As preparations for the talks continue, hardline media close to the core of power appear eager to shift responsibility to the Pezeshkian administration—seemingly to shield Supreme Leader Ali Khamenei from blame should the negotiations fail. In contrast, pro-Pezeshkian outlets such as Etemad argue at length that the president is simply carrying out the Supreme Leader’s directives, with little independent authority of his own.

This gap in messaging reflects the deeper political struggle over who owns the process—and who will answer for its outcome.

Iran's nuclear program at 'extreme danger' level, think tank warns

Apr 10, 2025, 19:48 GMT+1

Iran's nuclear threat has worsened to an "extreme danger" level since last year, according to a new report by a US-based research institute.
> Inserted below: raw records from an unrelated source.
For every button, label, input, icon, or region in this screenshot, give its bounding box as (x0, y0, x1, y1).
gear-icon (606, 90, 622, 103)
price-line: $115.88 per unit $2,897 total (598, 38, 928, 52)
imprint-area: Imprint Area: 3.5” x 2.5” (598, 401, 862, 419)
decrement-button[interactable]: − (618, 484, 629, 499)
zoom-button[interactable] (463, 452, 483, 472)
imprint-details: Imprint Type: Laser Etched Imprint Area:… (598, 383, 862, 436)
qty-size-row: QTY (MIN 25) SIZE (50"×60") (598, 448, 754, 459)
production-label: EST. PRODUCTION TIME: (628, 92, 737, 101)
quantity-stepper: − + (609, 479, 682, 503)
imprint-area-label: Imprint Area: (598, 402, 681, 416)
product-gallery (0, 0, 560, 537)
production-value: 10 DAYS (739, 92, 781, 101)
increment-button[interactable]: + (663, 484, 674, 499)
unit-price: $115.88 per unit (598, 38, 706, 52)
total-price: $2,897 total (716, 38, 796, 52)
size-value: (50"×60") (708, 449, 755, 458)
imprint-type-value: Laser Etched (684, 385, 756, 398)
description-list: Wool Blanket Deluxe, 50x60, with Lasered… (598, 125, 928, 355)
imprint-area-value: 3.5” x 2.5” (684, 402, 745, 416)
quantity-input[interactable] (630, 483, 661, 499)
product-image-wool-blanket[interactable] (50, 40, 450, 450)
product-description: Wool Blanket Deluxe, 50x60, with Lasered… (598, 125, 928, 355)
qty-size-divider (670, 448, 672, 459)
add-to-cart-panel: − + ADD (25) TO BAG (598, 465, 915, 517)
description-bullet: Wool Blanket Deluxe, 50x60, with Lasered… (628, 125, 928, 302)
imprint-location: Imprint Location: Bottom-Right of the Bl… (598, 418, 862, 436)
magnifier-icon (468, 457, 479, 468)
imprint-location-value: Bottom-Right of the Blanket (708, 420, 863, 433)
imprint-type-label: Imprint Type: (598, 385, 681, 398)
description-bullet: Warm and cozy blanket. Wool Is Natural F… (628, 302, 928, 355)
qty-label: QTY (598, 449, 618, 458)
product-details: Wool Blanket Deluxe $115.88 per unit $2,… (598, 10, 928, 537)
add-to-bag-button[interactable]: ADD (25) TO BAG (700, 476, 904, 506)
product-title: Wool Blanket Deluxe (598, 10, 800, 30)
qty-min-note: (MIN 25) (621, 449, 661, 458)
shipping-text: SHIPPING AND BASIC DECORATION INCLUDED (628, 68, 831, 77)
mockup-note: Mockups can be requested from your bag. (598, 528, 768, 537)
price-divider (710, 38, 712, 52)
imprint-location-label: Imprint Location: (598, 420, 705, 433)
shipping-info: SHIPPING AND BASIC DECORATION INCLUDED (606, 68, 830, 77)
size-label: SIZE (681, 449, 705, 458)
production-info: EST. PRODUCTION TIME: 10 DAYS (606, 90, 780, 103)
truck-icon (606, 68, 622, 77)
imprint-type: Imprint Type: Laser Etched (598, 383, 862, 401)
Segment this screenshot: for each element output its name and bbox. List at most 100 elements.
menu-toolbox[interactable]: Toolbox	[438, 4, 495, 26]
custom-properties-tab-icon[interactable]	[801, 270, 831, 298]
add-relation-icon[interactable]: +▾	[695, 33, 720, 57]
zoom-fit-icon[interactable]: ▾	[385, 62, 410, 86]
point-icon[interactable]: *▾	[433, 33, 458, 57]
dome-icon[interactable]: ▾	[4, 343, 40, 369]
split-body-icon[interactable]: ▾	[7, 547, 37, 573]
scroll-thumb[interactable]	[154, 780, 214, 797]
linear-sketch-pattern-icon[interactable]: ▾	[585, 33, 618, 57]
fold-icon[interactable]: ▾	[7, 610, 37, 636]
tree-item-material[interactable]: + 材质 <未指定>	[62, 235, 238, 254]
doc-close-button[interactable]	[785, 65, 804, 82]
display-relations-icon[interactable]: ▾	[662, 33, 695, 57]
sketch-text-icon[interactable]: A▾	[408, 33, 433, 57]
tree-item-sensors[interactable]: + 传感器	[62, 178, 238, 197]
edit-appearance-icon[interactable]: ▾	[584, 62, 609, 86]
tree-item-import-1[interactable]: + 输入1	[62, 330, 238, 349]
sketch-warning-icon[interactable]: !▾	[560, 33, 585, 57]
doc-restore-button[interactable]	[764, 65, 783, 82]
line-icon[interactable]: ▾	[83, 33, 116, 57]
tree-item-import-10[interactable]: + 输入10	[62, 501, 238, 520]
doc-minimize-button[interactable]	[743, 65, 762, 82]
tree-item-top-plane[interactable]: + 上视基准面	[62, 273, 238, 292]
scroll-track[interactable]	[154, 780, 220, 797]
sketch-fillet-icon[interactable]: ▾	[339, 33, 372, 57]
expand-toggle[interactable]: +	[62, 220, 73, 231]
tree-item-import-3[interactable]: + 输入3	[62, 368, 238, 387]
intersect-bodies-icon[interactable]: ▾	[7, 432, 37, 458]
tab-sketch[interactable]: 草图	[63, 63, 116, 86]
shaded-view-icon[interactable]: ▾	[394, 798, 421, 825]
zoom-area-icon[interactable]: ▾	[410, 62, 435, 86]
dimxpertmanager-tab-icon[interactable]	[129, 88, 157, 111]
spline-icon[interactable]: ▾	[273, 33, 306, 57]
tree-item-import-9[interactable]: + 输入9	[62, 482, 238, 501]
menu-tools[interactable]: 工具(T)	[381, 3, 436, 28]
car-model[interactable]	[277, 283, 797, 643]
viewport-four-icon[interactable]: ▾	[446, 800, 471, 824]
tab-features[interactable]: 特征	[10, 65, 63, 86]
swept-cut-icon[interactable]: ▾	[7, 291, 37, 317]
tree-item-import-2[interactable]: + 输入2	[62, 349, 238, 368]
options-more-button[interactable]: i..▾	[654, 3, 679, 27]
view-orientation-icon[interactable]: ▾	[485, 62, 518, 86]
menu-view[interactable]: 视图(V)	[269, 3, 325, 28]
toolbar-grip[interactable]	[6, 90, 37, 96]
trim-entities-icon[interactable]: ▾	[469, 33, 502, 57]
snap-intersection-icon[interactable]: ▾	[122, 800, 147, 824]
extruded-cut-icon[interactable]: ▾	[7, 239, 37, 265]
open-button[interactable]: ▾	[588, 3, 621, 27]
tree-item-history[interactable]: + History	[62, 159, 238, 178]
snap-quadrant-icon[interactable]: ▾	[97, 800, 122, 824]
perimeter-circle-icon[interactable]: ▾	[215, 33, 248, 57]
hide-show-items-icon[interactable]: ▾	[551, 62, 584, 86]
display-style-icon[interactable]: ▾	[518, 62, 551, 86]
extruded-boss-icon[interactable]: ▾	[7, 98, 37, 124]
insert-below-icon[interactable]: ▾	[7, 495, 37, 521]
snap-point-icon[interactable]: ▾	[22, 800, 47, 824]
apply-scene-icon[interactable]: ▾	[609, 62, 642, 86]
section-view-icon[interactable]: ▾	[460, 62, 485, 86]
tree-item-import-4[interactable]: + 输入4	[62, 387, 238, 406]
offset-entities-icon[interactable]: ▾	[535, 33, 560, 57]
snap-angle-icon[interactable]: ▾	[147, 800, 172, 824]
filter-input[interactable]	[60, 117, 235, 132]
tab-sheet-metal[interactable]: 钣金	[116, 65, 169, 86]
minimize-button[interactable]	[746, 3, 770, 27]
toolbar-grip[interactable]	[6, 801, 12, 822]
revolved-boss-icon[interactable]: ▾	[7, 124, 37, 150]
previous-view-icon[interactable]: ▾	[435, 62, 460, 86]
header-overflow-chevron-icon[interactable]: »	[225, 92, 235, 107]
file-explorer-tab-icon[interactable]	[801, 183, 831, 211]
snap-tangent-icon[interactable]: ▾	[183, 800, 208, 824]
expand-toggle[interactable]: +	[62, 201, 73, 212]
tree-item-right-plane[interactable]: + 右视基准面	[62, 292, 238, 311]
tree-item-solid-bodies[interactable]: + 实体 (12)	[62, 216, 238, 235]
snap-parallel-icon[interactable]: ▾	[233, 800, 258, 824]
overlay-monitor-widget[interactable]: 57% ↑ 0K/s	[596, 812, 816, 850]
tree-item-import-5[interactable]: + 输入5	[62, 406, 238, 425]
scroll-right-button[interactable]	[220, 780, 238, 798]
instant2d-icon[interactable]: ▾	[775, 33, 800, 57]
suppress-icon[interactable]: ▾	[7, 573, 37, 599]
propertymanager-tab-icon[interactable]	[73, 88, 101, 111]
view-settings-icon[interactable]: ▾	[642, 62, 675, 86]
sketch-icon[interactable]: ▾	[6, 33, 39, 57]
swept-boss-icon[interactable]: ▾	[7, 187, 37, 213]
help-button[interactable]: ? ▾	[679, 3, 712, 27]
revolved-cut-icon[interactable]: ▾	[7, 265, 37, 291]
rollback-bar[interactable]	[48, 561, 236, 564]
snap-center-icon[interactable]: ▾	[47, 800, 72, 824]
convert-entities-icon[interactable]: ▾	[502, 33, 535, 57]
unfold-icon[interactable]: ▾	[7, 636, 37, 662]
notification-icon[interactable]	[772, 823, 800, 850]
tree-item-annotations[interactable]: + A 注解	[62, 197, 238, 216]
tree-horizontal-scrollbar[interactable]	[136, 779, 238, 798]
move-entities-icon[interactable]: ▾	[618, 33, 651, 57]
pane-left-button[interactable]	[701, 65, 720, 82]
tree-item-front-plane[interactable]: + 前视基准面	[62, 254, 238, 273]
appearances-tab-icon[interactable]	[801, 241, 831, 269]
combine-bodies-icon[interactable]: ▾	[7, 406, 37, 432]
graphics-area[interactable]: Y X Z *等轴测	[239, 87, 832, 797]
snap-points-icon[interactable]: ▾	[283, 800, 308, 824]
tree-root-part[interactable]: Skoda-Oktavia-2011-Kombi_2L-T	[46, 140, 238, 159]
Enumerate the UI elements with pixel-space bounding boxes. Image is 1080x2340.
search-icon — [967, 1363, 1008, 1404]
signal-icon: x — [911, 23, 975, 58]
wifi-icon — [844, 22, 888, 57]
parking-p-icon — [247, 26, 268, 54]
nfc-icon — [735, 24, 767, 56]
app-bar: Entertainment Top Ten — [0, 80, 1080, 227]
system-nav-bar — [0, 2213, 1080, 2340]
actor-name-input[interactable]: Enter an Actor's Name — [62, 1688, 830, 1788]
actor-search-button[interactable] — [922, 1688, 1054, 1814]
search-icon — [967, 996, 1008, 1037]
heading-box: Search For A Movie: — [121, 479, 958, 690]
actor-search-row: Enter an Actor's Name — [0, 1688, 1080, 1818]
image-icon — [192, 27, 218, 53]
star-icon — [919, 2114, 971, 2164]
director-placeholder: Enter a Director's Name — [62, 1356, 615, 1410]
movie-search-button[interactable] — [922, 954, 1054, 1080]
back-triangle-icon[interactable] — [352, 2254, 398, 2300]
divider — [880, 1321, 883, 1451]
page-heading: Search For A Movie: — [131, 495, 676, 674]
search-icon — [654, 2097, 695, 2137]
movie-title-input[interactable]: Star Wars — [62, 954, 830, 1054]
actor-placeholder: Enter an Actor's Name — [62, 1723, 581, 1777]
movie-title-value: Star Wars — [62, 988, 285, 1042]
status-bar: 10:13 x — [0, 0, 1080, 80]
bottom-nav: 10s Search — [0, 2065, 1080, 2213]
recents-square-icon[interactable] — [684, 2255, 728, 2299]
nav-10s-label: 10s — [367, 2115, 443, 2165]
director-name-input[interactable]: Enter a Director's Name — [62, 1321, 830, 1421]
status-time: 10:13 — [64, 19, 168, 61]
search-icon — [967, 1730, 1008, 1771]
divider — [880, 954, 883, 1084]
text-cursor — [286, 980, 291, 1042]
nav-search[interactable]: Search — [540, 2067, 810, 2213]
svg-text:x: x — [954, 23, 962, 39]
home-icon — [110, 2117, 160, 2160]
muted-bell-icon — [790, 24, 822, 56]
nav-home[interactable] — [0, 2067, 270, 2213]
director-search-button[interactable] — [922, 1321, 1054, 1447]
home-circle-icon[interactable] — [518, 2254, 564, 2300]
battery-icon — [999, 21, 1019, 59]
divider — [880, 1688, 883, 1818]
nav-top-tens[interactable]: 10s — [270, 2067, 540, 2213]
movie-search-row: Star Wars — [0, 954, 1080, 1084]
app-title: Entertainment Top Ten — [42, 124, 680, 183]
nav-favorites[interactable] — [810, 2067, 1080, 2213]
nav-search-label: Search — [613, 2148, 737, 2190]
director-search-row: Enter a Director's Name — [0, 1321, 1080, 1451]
“Since February 2024, the date of the last edition of the Geiger Counter, the threat posed by Iran’s nuclear program has worsened significantly,” the Institute for Science and International Security (ISIS) said in its report published Tuesday.

The Geiger Counter is an assessment tool used by the institute to measure the threat posed by Iran to the United States and its allies, focusing on its potential to develop nuclear weapons.

The report cited several factors contributing to its finding, including Iran’s increased nuclear capabilities, shorter timelines to develop nuclear weapons and growing internal discussions about weaponization.

It raised concerns over Iran's continued development of advanced centrifuges and the possibility of secret enrichment plants. Iran's non-cooperation with the International Atomic Energy Agency (IAEA) and the ongoing military conflicts in the Middle East have further intensified fears of the country’s nuclear ambitions, the report said.

The report raised Iran’s overall threat score to 157 out of 180, up from 151 in February 2024, indicating "Extreme Danger."

The report comes as Washington and Tehran prepare for indirect talks on reaching a nuclear deal, with US President Donald Trump announcing the negotiations will begin on Saturday.